The European Court of Human Rights submitted a number of questions to the Russian Federation concerning the complaint of Aleksey Sinegubov from Orenburg about the police torture. For seven years the regional Investigative Department has been refusing to initiate criminal case and perform investigation of this complaint. Now, our state will have to submit its comments with regard to this case to the ECHR.

On 6 September 2011, Nadezhda Sinegubova applied to the Committee Against Torture for legal assistance. According to her, her son Aleksey was tortured by the police officers. Later on, Aleksey applied to human rights defenders himself.

He reported that in the night from 23 to 24 February 2011 he went out to buy cigarettes. He was stopped near the food stall by the police officers who told him he should go to the police department with them because he fits the description of some wanted person.

– When we came to the police department, a girl went out, looked at me, and said, “This is him!” Then I was taken to the cell for the detained, – Aleksey recalls.

According to Sinegubov, the whole next day investigative officers “worked” with him – forced to confess of an assault related to robbery against the girl. Aleksey claims to have been humiliated, hit with a gas mask on his head, hit numerous times all over his body, blocked the air access with a plastic bag, as a result of which he lost consciousness. According to Aleksey, he never confessed of having committed this crime.
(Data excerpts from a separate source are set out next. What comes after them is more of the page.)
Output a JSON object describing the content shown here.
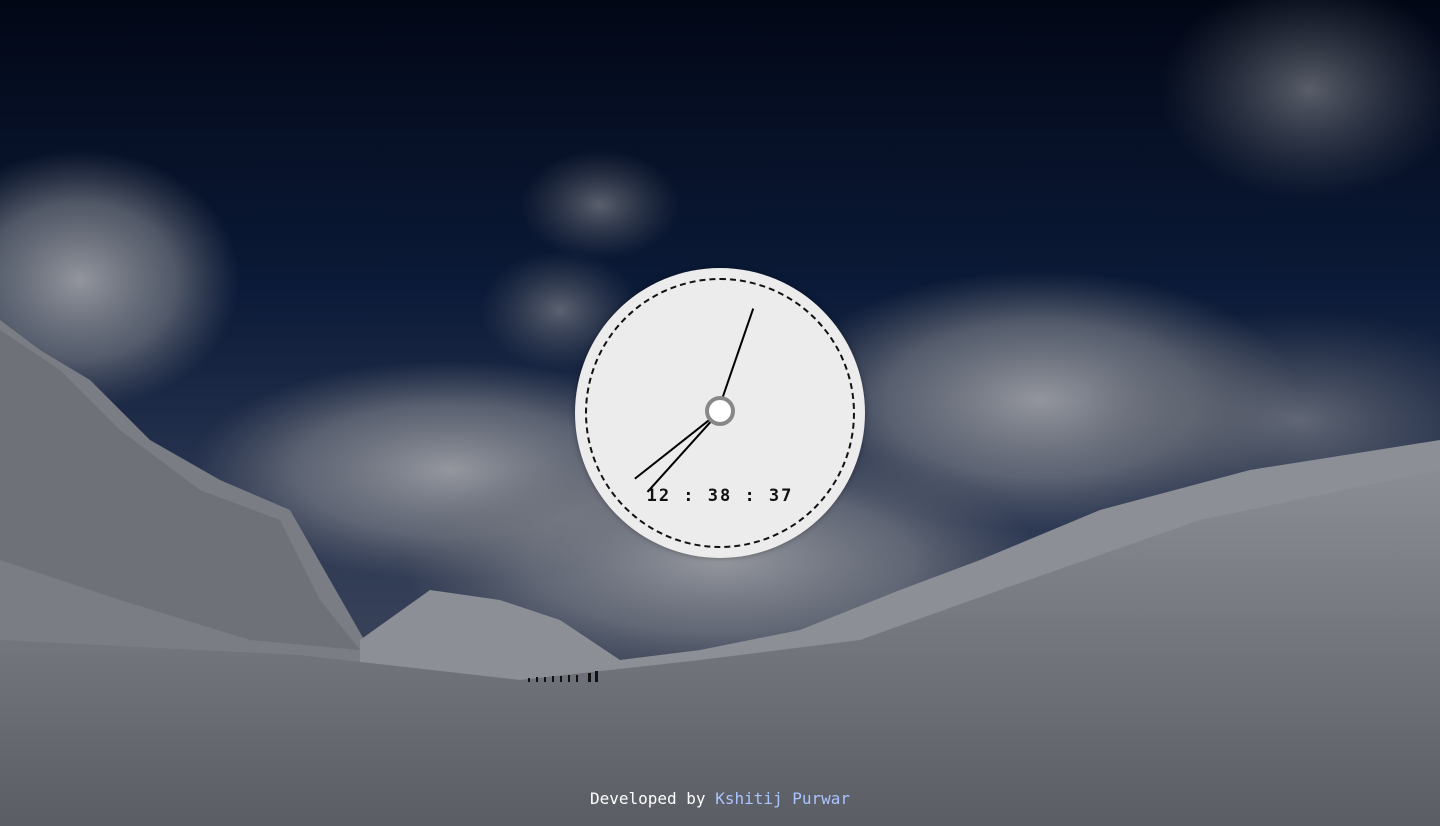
{
  "clock": {
    "digital_time": "12 : 38 : 37",
    "hours": 12,
    "minutes": 38,
    "seconds": 37
  },
  "footer": {
    "prefix": "Developed by",
    "author": "Kshitij Purwar"
  },
  "colors": {
    "sky_top": "#020716",
    "sky_mid": "#0d1c3c",
    "snow": "#6a6e76",
    "clock_face": "#ececec",
    "cap_ring": "#888888",
    "link": "#a9c4ff"
  }
}
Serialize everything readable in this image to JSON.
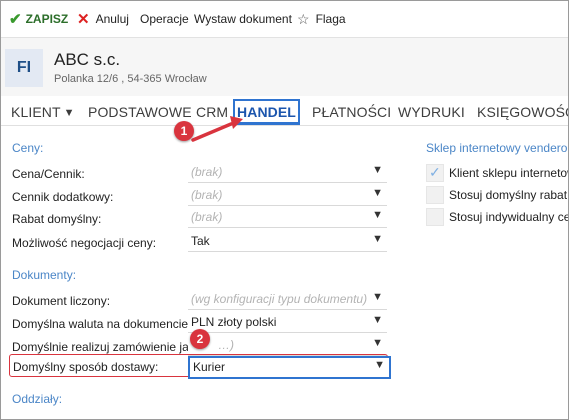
{
  "toolbar": {
    "save_label": "ZAPISZ",
    "cancel_label": "Anuluj",
    "operations_label": "Operacje",
    "issue_document_label": "Wystaw dokument",
    "flag_label": "Flaga"
  },
  "header": {
    "badge": "FI",
    "company_name": "ABC s.c.",
    "address": "Polanka  12/6 , 54-365 Wrocław"
  },
  "tabs": [
    "KLIENT",
    "PODSTAWOWE",
    "CRM",
    "HANDEL",
    "PŁATNOŚCI",
    "WYDRUKI",
    "KSIĘGOWOŚĆ"
  ],
  "active_tab": "HANDEL",
  "prices": {
    "section_title": "Ceny:",
    "fields": [
      {
        "label": "Cena/Cennik:",
        "value": "(brak)"
      },
      {
        "label": "Cennik dodatkowy:",
        "value": "(brak)"
      },
      {
        "label": "Rabat domyślny:",
        "value": "(brak)"
      },
      {
        "label": "Możliwość negocjacji ceny:",
        "value": "Tak"
      }
    ]
  },
  "documents": {
    "section_title": "Dokumenty:",
    "fields": [
      {
        "label": "Dokument liczony:",
        "value": "(wg konfiguracji typu dokumentu)"
      },
      {
        "label": "Domyślna waluta na dokumencie:",
        "value": "PLN  złoty polski"
      },
      {
        "label": "Domyślnie realizuj zamówienie jako:",
        "value": "…)"
      },
      {
        "label": "Domyślny sposób dostawy:",
        "value": "Kurier"
      }
    ]
  },
  "branches": {
    "section_title": "Oddziały:"
  },
  "online_store": {
    "section_title": "Sklep internetowy vendero:",
    "options": [
      {
        "label": "Klient sklepu internetowe",
        "checked": true
      },
      {
        "label": "Stosuj domyślny rabat w",
        "checked": false
      },
      {
        "label": "Stosuj indywidualny cenn",
        "checked": false
      }
    ]
  },
  "callouts": [
    "1",
    "2"
  ],
  "colors": {
    "accent": "#2f74d0",
    "callout": "#d9343e",
    "section": "#4b86c7",
    "save": "#3a9a2e"
  }
}
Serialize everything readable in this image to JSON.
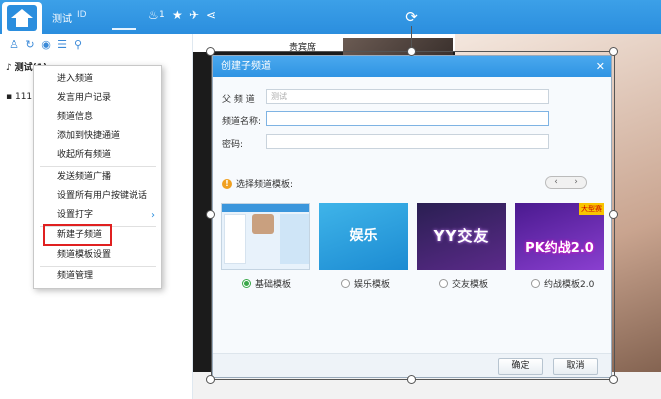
{
  "topbar": {
    "title": "测试",
    "id_label": "ID",
    "fans_count": "1"
  },
  "left_panel": {
    "channel_name": "测试(1)",
    "sub_row": "111"
  },
  "video": {
    "guest_label": "贵宾席"
  },
  "context_menu": {
    "items": [
      "进入频道",
      "发言用户记录",
      "频道信息",
      "添加到快捷通道",
      "收起所有频道",
      "发送频道广播",
      "设置所有用户按键说话",
      "设置打字",
      "新建子频道",
      "频道模板设置",
      "频道管理"
    ]
  },
  "dialog": {
    "title": "创建子频道",
    "parent_label": "父 频 道",
    "parent_value": "测试",
    "name_label": "频道名称:",
    "password_label": "密码:",
    "template_heading": "选择频道模板:",
    "templates": [
      {
        "label": "基础模板",
        "thumb": ""
      },
      {
        "label": "娱乐模板",
        "thumb": "娱乐"
      },
      {
        "label": "交友模板",
        "thumb": "YY交友"
      },
      {
        "label": "约战模板2.0",
        "thumb": "PK约战2.0",
        "badge": "大型赛"
      }
    ],
    "ok_label": "确定",
    "cancel_label": "取消"
  }
}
Late in the evening Sinegubov was taken to the temporary detention cell. There numerous bodily injuries were registered on him: “extravasations in the area of the right shoulder, in the area of axillary cavities, in the loin area on the left, on the chest area on the right, abrasion on the forehead on the right, abrasions on the hairy part of the head, abrasions on both wrists made by handcuffs, swelling of the knee joint on the right, the joint is limited in its movement”.

In July 2011 Aleksey Sinegubov was declared guilty of assault related to robbery. He was sentenced to five years of prison time. .

In March, Sinegubov applied to the investigative authorities with a torture complaint. During the seven-years pre-investigative check twenty refusals to initiate criminal proceedings were issued, which were subsequently quashed as illegal and ungrounded at the initiative of lawyers with the Committee Against Torture. However, no criminal case was opened.

Having exhausted all possible remedies for restoring Sinegubov’s rights at the domestic level, in June 2014, human rights defenders submitted a complaint on his behalf to the European Court of Human Rights. After four years, the complaint was communicated: the Strasbourg court posed questions to the Russian Federation on whether the applicant was subjected to torture and whether the investigation of this incident was efficient.

“The check which was performed by the investigative authorities based on the Sinegubov’s complaint, represents a classical example of red tape, when checking activities aiming at identification and registration of the traces of crime are not performed timely; the material is handed over from one investigator to another; the Prosecutor’s Office requirements are not fulfilled, – lawyer with the Committee Against Torture Albina Mudarisova comments. – For seven years of the check the investigator never evaluated Aleksey’s bodily injuries, or explanations of the witnesses who saw in what condition Sinegubov was led out of the police department. We hope that the complaint communication will motivate the investigative authorities to perform an efficient investigation, after all”.